Christian Muthspiel: Das stimmt nur bedingt: Alle meine Werke für Orchester, mit und ohne Solisten, also z.B. Violinkonzerte, Doppelkonzerte, Klavierkonzert etc. sowie meine Kammermusik (wie die Liederzyklen) sind vollständig durchkomponiert, ohne eine Sekund Improvisation. Nur in meinen Jazz- und Performanceprojekten, wie der Yodel Group, meinem Trio, dem Jandl-Solo etc., gibt es diese Mischung, die im Jazz aber üblich ist. Ich trenne sehr genau, bin auch insofern KEIN Crossover-Musiker.
terz: An der Konservatorium Wien Privatuniversität erarbeiten Sie vom 21. bis 25. Mai mit Studierenden ein Programm im Rahmen der Reihe Carte Blanche. Ist Ihnen die Arbeit mit jungen MusikerInnen ein Herzensanliegen?
Christian Muthspiel: Das ist die schönste Form des Weitergebens: Ein echtes Konzertprojekt, ein ganzes Programm zu erarbeiten und dann aufzuführen. Wie im echten Leben. Auf diese Art arbeite ich wahnsinnig gerne mit jungen Musikerinnen und Musikern zusammen und mache das hin und wieder an Unis in verschiedenen Städten und Ländern. Ich unterrichte ansonsten nicht, da ich den Regelunterricht für falsch halte und in diesem System der musikuniversitären Strukturen untergehen und verzweifeln würde.
terz: Wie genau wird Ihre Arbeit mit den Studierenden bei Carte Blanche aussehen?
Christian Muthspiel: Wir proben vier Tage nach einem genauen Probenplan, nachdem das Notenmaterial schon Monate vorher ausgegeben wurde. Es werden Proben sein, wie sie auch mit professionellen Orchestern, Ensembles und Bands stattfinden. Was dann im Detail zu tun ist, sehe und höre ich erst in den Proben.
terz: Was erwartet die ZuhörerInnen beim abschließenden Konzert?
Christian Muthspiel: Ein Programm, welches mit Liedgesang beginnt (Reisekadermelodien für Mezzosopran, Viola und Klavier, für Angelika Kirchschlager geschrieben), dann in ein großbesetztes Ensemblestück mündet (Little Big Snare Drum Dance) und welches nach der Pause einen Jazzteil aufweist, nämlich Ausschnitte aus meinen beiden CDs mit Christian Muthspiel´s Yodel Group. Es werden also Studenten der Jazzabteilung meine Band "nachstellen".

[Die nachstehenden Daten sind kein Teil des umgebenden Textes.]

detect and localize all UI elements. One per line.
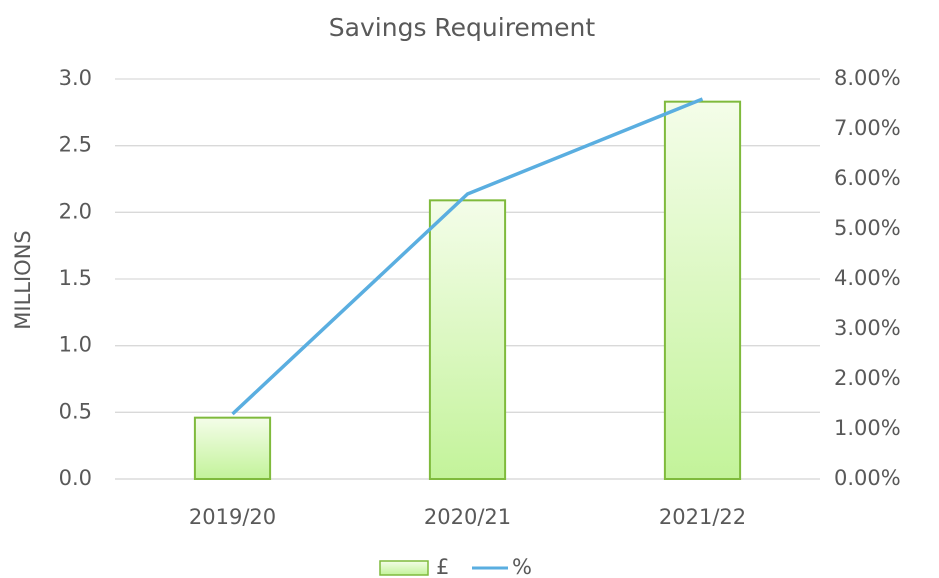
chart-title: Savings Requirement [329,13,596,42]
legend-swatch [379,560,429,576]
y-axis-label: MILLIONS [11,230,35,329]
bar [663,100,742,481]
y2-tick-label: 8.00% [834,66,901,90]
y2-tick-label: 7.00% [834,116,901,140]
y2-tick-label: 3.00% [834,316,901,340]
y2-tick-label: 1.00% [834,416,901,440]
y-tick-label: 0.0 [59,466,92,490]
y-tick-label: 2.5 [59,133,92,157]
y-tick-label: 2.0 [59,199,92,223]
x-tick-label: 2021/22 [659,505,746,529]
y-tick-label: 0.5 [59,399,92,423]
line [231,97,704,416]
bar [428,199,507,480]
legend-label: £ [436,555,449,578]
y2-tick-label: 0.00% [834,466,901,490]
legend-label: % [512,555,532,578]
bar [193,416,272,480]
y2-tick-label: 6.00% [834,166,901,190]
y-tick-label: 3.0 [59,66,92,90]
y2-tick-label: 5.00% [834,216,901,240]
y-tick-label: 1.0 [59,333,92,357]
x-tick-label: 2019/20 [189,505,276,529]
y-tick-label: 1.5 [59,266,92,290]
x-tick-label: 2020/21 [424,505,511,529]
y2-tick-label: 4.00% [834,266,901,290]
y2-tick-label: 2.00% [834,366,901,390]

terz: Welchen Tipp würden Sie einem jungen Musiker/ einer jungen Musikerin mitgeben?
Christian Muthspiel: Einen langen Atem haben. Realistisch und zugleich risikobereit sein. In sich hineinhorchen, wo der Weg hingehen könnte. Sich vom Markt nicht unterkriegen lassen.
Das ist alles leicht gesagt, aber man muss sich bewusst machen, dass der Weg in den meisten Fällen ziemlich steinig und mühsam sein wird, dass es sich aber lohnen kann und man sehr viel zurückbekommt!